Я никогда не забуду прекрасную простоту, с которой он приветствовал меня в мире – в его мир, – как я начал есть снова, на этот раз навсегда. Мы отправились в ресторан в Оксфорде, у него были стейк, чипсы и красное вино – первый стейк, который я съел в течение пятнадцати лет и более, – и он плакал от счастья. Казалось, он все эти годы ждал, чтобы я понял, что это то, чего я тоже хотел. Ему не нужно было даже прощать, теперь, когда его терпение было вознаграждено. Это было почти так, как будто этого долгого десятилетия никогда не было.

С тех пор мы снова были отцом и дочерью, или папой и маленькой девочкой.
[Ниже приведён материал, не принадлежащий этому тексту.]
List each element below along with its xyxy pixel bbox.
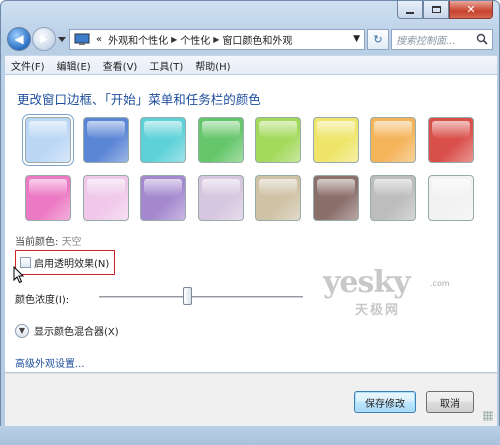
minimize-button[interactable]: [397, 1, 423, 19]
color-swatch[interactable]: [22, 114, 74, 166]
address-bar[interactable]: « 外观和个性化 ▶ 个性化 ▶ 窗口颜色和外观 ▼: [69, 29, 365, 50]
control-panel-icon: [74, 33, 90, 45]
refresh-icon: ↻: [373, 33, 383, 46]
search-input[interactable]: 搜索控制面...: [391, 29, 493, 50]
menu-edit[interactable]: 编辑(E): [57, 58, 91, 73]
breadcrumb-personalization[interactable]: 个性化: [180, 32, 210, 47]
breadcrumb-separator-icon[interactable]: ▶: [171, 35, 177, 44]
color-mixer-toggle[interactable]: ▼ 显示颜色混合器(X): [15, 323, 119, 338]
color-swatch[interactable]: [255, 117, 301, 163]
intensity-label: 颜色浓度(I):: [15, 295, 70, 306]
search-placeholder: 搜索控制面...: [396, 36, 456, 47]
intensity-slider-thumb[interactable]: [182, 287, 192, 305]
window-bottom-border: [0, 426, 500, 445]
advanced-appearance-link[interactable]: 高级外观设置...: [15, 355, 85, 370]
color-swatch[interactable]: [140, 175, 186, 221]
color-swatch[interactable]: [197, 117, 244, 163]
back-arrow-icon: ◀: [14, 32, 24, 46]
close-icon: ✕: [466, 3, 476, 16]
back-button[interactable]: ◀: [7, 27, 31, 51]
color-swatch[interactable]: [312, 175, 359, 221]
mouse-pointer-icon: [13, 266, 25, 284]
color-swatch[interactable]: [197, 175, 244, 221]
color-swatch[interactable]: [140, 117, 186, 163]
color-swatch[interactable]: [370, 117, 416, 163]
color-swatch[interactable]: [25, 175, 71, 221]
transparency-label[interactable]: 启用透明效果(N): [34, 255, 109, 270]
recent-pages-dropdown-icon[interactable]: [58, 35, 66, 43]
navigation-row: ◀ ▶ « 外观和个性化 ▶ 个性化 ▶ 窗口颜色和外观 ▼ ↻ 搜索控制面..…: [7, 27, 495, 53]
menu-file[interactable]: 文件(F): [11, 58, 45, 73]
maximize-icon: [431, 6, 441, 13]
color-swatch[interactable]: [427, 175, 474, 221]
color-swatch[interactable]: [370, 175, 416, 221]
menu-bar: 文件(F) 编辑(E) 查看(V) 工具(T) 帮助(H): [5, 55, 497, 74]
breadcrumb-appearance[interactable]: 外观和个性化: [108, 32, 168, 47]
dialog-footer: 保存修改 取消: [5, 373, 497, 427]
color-swatch[interactable]: [427, 117, 474, 163]
current-color-text: 当前颜色: 天空: [15, 233, 82, 248]
current-color-value: 天空: [61, 237, 82, 248]
intensity-slider-track[interactable]: [99, 296, 303, 298]
close-button[interactable]: ✕: [449, 1, 493, 19]
page-title: 更改窗口边框、「开始」菜单和任务栏的颜色: [17, 92, 261, 107]
caption-buttons: ✕: [397, 1, 493, 21]
forward-button[interactable]: ▶: [32, 27, 56, 51]
color-mixer-label[interactable]: 显示颜色混合器(X): [34, 323, 119, 338]
window-frame: ✕ ◀ ▶ « 外观和个性化 ▶ 个性化 ▶ 窗口颜色和外观 ▼ ↻ 搜索控制面…: [0, 0, 500, 445]
watermark-domain-suffix: .com: [430, 279, 450, 288]
breadcrumb-separator-icon[interactable]: ▶: [213, 35, 219, 44]
watermark-brand: yesky: [323, 265, 411, 300]
watermark-cn: 天极网: [355, 303, 401, 318]
refresh-button[interactable]: ↻: [367, 29, 389, 50]
breadcrumb-window-color[interactable]: 窗口颜色和外观: [222, 32, 292, 47]
color-swatch[interactable]: [82, 117, 129, 163]
maximize-button[interactable]: [423, 1, 449, 19]
minimize-icon: [406, 11, 414, 14]
address-dropdown-icon[interactable]: ▼: [353, 34, 360, 44]
forward-arrow-icon: ▶: [40, 33, 48, 45]
resize-grip-icon[interactable]: [483, 411, 493, 421]
breadcrumb-overflow[interactable]: «: [96, 34, 102, 45]
menu-view[interactable]: 查看(V): [103, 58, 138, 73]
search-icon[interactable]: [476, 33, 488, 45]
transparency-option[interactable]: 启用透明效果(N): [15, 250, 115, 275]
content-area: 更改窗口边框、「开始」菜单和任务栏的颜色 当前颜色: 天空 启用透明效果(N) …: [5, 75, 497, 372]
color-swatch[interactable]: [82, 175, 129, 221]
current-color-label: 当前颜色:: [15, 237, 59, 248]
menu-help[interactable]: 帮助(H): [195, 58, 230, 73]
save-changes-button[interactable]: 保存修改: [354, 391, 416, 413]
menu-tools[interactable]: 工具(T): [149, 58, 183, 73]
chevron-down-icon[interactable]: ▼: [15, 323, 29, 338]
color-swatch[interactable]: [312, 117, 359, 163]
color-swatch[interactable]: [255, 175, 301, 221]
cancel-button[interactable]: 取消: [426, 391, 474, 413]
yesky-watermark-logo: yesky .com 天极网: [323, 265, 450, 318]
Мы съели, выпили и снова засмеялись, он снова обнял меня, не чувствуя отвратительной хрупкости голодного человека, который на самом деле не обнимает его, он мог гордиться мной не только за мои академические успехи, но и за мои жизнь. Теперь мы никогда больше не будем делиться этим, но, по крайней мере, у нас были эти несколько лет, чтобы он был счастлив, пока он жил, и чтобы подсластить мои воспоминания, теперь он умер.

Emily and Tom Troscianko

Отец и дочь празднуют

Я думаю, иногда и с ужасом, как это было бы, если бы он умер четыре года назад, или если бы я не сделал это сложное, но очень простое решение три с половиной года назад. Мой разум уклоняется от боли в течение жизни, которую я бы чувствовал тогда: жгучее сожаление, агония, зная, что он умер, думая, что я потерял его, умер, думая, что он потерпел неудачу, как отец, умер, обеспокоенный и опечаленный и испуганный как он был так долго.

Вместо этого он умер, зная, что я люблю его и люблю меня; он умер уверен в том, что я никогда не вернусь, потому что я полностью осознал полную пустоту всех обещаний анорексии; он умер совершенно уверен, что он был хорошим отцом и что его дочь снова была здоровой в теле и разуме.

Я пишу это так, чтобы те из вас, кто читал это и кто еще болен, могли подумать о том, насколько хрупкая жизнь – не только ваша, но и жизнь в тех, кто вас любит, даже в тех, кто привел вас в мир. Так легко предположить, что каждый человек в мире постоянно вносит изменения, но сердце может затормозить за несколько секунд, а потом уже слишком поздно, и осталось только сожаление. Я благодарю Вселенную и все, что позволило мне вернуться к жизни до смерти моего отца.